Unfortunately, according to the lawmaker all the boreholes collapsed, just weeks after they were said to have been completed.
This is N42 million down the drain, as the Federal Government separately cash backed the projects by N21 million in 2016, and N21 million in 2017.
I pity the academia turned politician, who, unlike some corrupt members have refused to introduce a contractor to execute the project to ensure his kickbacks.
This time around, it is not a case of the lawmaker collecting the fund through proxy, without executing the project.
I insist that the misnomer started from the conceptualisation of the projects. How on earth can a borehole water project in one remote community be put in the budget of the Federal Ministry of Power, Works and Housing?

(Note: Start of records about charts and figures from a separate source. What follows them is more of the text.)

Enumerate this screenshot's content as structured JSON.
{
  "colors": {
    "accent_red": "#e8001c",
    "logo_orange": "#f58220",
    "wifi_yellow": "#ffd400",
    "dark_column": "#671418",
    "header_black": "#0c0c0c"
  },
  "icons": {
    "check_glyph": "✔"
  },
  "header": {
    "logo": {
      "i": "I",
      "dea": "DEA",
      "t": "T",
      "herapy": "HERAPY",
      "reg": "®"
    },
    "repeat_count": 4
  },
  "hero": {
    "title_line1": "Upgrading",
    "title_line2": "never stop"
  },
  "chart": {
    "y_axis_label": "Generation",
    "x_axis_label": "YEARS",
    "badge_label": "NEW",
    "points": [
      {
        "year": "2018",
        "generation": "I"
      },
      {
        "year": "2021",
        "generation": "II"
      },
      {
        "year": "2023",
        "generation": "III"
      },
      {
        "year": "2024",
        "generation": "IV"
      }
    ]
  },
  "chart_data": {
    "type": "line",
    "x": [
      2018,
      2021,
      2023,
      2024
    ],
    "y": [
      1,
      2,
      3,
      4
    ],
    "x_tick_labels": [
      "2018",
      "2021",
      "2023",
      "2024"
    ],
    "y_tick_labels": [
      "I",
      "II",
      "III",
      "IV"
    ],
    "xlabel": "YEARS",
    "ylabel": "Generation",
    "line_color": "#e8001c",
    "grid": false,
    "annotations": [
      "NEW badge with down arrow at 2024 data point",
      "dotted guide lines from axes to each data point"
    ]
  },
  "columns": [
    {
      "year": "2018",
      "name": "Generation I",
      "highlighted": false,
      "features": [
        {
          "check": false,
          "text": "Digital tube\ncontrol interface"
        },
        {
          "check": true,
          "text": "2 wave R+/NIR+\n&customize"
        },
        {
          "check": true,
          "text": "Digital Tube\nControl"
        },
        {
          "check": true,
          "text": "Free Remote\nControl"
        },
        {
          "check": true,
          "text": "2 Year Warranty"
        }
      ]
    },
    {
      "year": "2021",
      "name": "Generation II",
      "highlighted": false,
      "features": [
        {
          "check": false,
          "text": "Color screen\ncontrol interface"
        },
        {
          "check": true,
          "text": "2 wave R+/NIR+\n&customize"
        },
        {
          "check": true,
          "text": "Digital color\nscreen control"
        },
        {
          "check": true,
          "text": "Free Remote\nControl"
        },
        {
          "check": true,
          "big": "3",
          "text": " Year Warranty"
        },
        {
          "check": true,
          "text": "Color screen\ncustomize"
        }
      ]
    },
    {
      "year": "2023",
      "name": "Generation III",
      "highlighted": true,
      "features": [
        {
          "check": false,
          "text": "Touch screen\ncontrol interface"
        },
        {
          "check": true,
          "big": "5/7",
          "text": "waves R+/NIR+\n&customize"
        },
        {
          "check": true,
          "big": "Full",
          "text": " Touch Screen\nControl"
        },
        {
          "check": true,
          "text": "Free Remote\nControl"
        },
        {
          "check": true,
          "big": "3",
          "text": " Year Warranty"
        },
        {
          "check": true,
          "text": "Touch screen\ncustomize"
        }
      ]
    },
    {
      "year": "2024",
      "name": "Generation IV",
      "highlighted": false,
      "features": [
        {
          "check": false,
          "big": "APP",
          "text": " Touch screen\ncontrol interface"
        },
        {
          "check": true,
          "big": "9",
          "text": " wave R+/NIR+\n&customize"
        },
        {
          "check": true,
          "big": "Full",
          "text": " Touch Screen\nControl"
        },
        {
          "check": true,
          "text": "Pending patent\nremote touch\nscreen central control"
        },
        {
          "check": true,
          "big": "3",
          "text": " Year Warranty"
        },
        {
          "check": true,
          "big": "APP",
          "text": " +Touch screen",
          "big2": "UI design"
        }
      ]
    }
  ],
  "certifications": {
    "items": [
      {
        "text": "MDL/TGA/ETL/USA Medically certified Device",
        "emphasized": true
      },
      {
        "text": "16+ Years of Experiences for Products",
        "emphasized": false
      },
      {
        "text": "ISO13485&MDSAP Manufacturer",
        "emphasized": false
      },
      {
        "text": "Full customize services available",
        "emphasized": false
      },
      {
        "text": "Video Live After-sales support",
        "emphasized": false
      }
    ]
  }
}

Is it a power plant, federal highway or massive low cost estate?
Our lawmakers should redirect their thoughts, these reports are embarrassing and least expected from a gathering of educated people.
On the other hand, Chika debacle has exposed the other side of corruption in the execution of constituency intervention projects, he has been able to establish that not all lawmakers are directly or indirectly involved in the execution of these projects, hence, some opportunists in government ministries and agencies feed fat on the funds.
Incredible revelation from legislative investigation.
Sometimes I wonder what the rots in government would be if there were no legislative oversight.
I know many would at first disagree with my position on this, but ‘let me die before you bury me’.
An ad-hoc committee of the House of Representatives investigating oil revenue leakages and the activities of the Department of Petroleum Resources (DPR), recently discovered that Sterling Global Oil Resources Limited a sister company of Sterling Oil Exploration and Energy Production Company, has no record of royalty payment, and have been taking advantage of identity similarity to short-changing the government.
Also, the sister company which has record of payment is indebted to the government up to about $30m, this is just a case among many.
Here is my argument, the parliament, entertains motions on everything that concerns government and its regulations, and could investigate any matter it deems fit. This in effect means that corrupt government agencies or cooperate organisations could bribe some corrupt lawmakers, or even all the lawmakers. But such agency or organisation should be prepared to continue with the bribery each time another House is constituted, the House has no limit to its investigation and issues will always be raised. Due to this, it is absolutely better for the agencies and cooperate organisations to abide by the laws and regulations and keep a clean record to avoid incessant inducement of young men and women who won’t even appreciate the largesse.
The many probes ongoing at the House of Representatives is a clear indication that government agencies have either connived with corporate organisations to short change the government, or they lack capacity to deliver on their mandate. Either ways, the lawmakers still deserve my commendation, as I hope that they would also minimise their compromise.